Lambson: It was meant to be a credible threat, something that both sides would so want to avoid that they would feel compelled to leave the can-kicker-down-the-roader in the closet and actually deal with spending issues. The problem is that it isn't credible because although everyone agrees that some programs are far more important than others, there isn't general agreement on which those are.
Bagley: Mutually assured destruction only works as deterrence if you're dealing with rational actors. All bets are off if one side is crazy. This is a story about how Republicans stopped worrying and learned to love the sequester. I know, here I go again blaming Republicans. Aren't both sides equally at fault? No. As this Ezra Klein column makes crystal clear, the Republican position is completely nuts.
Lambson: The so-called fiscal cliff was avoided two months ago by an agreement whereby those who want government to grow got tax increases on the wealthy in return for a promise to discuss spending cuts later.
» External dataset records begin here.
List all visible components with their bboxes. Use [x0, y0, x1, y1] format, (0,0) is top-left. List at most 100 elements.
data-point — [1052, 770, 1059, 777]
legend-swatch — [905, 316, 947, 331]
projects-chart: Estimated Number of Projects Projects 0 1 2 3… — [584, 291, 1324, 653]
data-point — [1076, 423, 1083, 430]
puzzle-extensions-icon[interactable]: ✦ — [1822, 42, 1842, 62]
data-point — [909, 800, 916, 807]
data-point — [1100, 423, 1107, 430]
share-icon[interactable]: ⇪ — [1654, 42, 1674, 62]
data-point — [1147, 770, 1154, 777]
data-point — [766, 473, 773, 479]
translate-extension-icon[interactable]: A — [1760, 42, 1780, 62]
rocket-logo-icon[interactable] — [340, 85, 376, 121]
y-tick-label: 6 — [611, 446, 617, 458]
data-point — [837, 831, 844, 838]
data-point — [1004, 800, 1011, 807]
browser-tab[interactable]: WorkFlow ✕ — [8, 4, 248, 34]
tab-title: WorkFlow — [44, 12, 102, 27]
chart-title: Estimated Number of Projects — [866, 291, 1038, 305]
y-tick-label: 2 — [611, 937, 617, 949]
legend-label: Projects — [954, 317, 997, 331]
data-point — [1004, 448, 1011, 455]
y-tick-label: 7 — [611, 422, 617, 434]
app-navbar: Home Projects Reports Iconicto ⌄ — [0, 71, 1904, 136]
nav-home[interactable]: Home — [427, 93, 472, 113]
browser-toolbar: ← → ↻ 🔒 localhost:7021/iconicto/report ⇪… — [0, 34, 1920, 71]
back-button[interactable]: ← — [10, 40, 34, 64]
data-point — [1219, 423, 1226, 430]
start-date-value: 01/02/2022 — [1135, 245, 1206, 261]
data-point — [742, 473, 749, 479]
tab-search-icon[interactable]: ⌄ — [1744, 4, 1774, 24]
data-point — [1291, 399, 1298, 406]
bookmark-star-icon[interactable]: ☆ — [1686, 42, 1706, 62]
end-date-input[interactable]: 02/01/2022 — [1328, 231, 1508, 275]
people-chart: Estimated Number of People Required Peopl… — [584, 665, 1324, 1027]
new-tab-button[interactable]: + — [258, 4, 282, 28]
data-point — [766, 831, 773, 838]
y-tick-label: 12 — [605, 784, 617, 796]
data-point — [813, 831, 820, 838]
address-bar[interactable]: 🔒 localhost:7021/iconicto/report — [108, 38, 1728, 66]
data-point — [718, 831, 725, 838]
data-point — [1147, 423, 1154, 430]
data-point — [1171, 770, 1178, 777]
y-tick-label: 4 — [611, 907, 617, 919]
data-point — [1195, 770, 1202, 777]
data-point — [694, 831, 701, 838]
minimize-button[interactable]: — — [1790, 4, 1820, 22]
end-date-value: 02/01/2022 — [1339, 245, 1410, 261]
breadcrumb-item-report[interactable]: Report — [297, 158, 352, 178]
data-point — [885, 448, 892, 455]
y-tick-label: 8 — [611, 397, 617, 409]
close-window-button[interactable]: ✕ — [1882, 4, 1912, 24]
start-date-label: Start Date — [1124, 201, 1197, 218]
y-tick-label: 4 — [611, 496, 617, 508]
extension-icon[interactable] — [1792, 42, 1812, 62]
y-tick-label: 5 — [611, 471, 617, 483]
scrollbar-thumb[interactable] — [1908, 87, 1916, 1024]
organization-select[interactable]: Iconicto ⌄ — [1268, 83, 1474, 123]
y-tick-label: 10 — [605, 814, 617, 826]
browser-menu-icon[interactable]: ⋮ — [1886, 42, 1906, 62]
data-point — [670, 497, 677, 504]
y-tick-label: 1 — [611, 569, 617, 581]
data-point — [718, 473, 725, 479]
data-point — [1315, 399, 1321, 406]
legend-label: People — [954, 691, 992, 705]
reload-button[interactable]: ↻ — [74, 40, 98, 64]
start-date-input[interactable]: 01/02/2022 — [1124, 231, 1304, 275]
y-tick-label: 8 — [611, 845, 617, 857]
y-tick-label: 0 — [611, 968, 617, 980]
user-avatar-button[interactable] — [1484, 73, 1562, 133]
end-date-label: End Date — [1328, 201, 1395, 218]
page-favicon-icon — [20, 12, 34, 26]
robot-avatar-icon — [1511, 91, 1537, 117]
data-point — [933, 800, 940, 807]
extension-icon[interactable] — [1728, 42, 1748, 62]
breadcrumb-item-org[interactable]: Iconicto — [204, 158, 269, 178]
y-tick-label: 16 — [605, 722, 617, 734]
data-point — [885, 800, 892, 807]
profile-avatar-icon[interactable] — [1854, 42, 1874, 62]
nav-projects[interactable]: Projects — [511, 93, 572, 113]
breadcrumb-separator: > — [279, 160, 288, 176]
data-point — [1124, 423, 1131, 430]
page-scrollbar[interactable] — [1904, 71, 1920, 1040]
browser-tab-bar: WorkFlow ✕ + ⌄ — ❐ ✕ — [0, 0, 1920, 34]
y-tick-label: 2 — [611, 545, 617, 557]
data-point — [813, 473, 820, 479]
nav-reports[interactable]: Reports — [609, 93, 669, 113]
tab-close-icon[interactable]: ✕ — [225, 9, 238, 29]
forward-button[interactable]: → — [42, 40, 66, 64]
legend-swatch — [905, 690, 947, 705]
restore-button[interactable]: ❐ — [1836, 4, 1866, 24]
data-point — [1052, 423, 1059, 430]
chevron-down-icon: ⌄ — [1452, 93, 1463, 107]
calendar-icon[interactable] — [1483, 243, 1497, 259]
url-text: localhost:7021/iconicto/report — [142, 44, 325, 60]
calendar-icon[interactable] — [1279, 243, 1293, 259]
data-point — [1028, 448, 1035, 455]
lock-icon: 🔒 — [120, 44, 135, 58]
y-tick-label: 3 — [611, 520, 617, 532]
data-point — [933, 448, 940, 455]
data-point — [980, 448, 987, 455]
You are accusing the Republicans of not being willing to compromise when they have already compromised.
Bagley: The problem with the GOP is that it believes its own talking points. OK, one of its problems. They tell themselves that revenue was "off the table" (I really hate that expression) after the fiscal cliff. Obama and the Democrats made no such promise. Republicans also yammer to themselves that Obama is not open to spending cuts when it is right there in bold type on the White House website.
Boehner claimed he got 98 percent of what he wanted in the 2011 budget showdown. The Bush tax cuts were made permanent law for 99.7 percent of the U.S. in the fiscal cliff, and all that Republicans can whine about is that the richest of the rich will have to pay a little more on reported income above $450,000. Despite expressing concern about the deficit, the real agenda of the GOP is clear from its actions: Protect the uber-wealthy and their tax deductions for yachts and private jets at all costs.
Lambson: Almost nobody in either major party is open to spending cuts, unless you count increasing spending more slowly than the unsustainable rates they have been advocating. Class warfare rhetoric just gets in the way of meaningful dialogue on what the government should be doing and how it should be doing it. I would argue, for example, that the Wars on Poverty, Drugs, Afghanistan, and so on and on and on, have been ineffective, and they ought to be reconsidered. They contribute a lot more to our fiscal problems than the cost of a few yachts. Instead of tackling real issues, politicians and certain cartoonists build on pervasive class envy to shift the debate to whether the wealthy deserve their wealth. The more important long term issues are loaded into the can-kicker-down-the-roader. In short, the debate is about how to fund government business as usual instead of whether government business ought to be as usual.
Bagley: More and more of the wealth of this nation is being concentrated in fewer and fewer hands. Closing tax loopholes favored by the rich wouldn't hurt the economy and would bring down the deficit. That's not envy. That's math.
Last week's Top Comment is from builderjohn: The GOP has been so determined to scuttle the Obama Presidency however, that smart has been off the table for the last four years.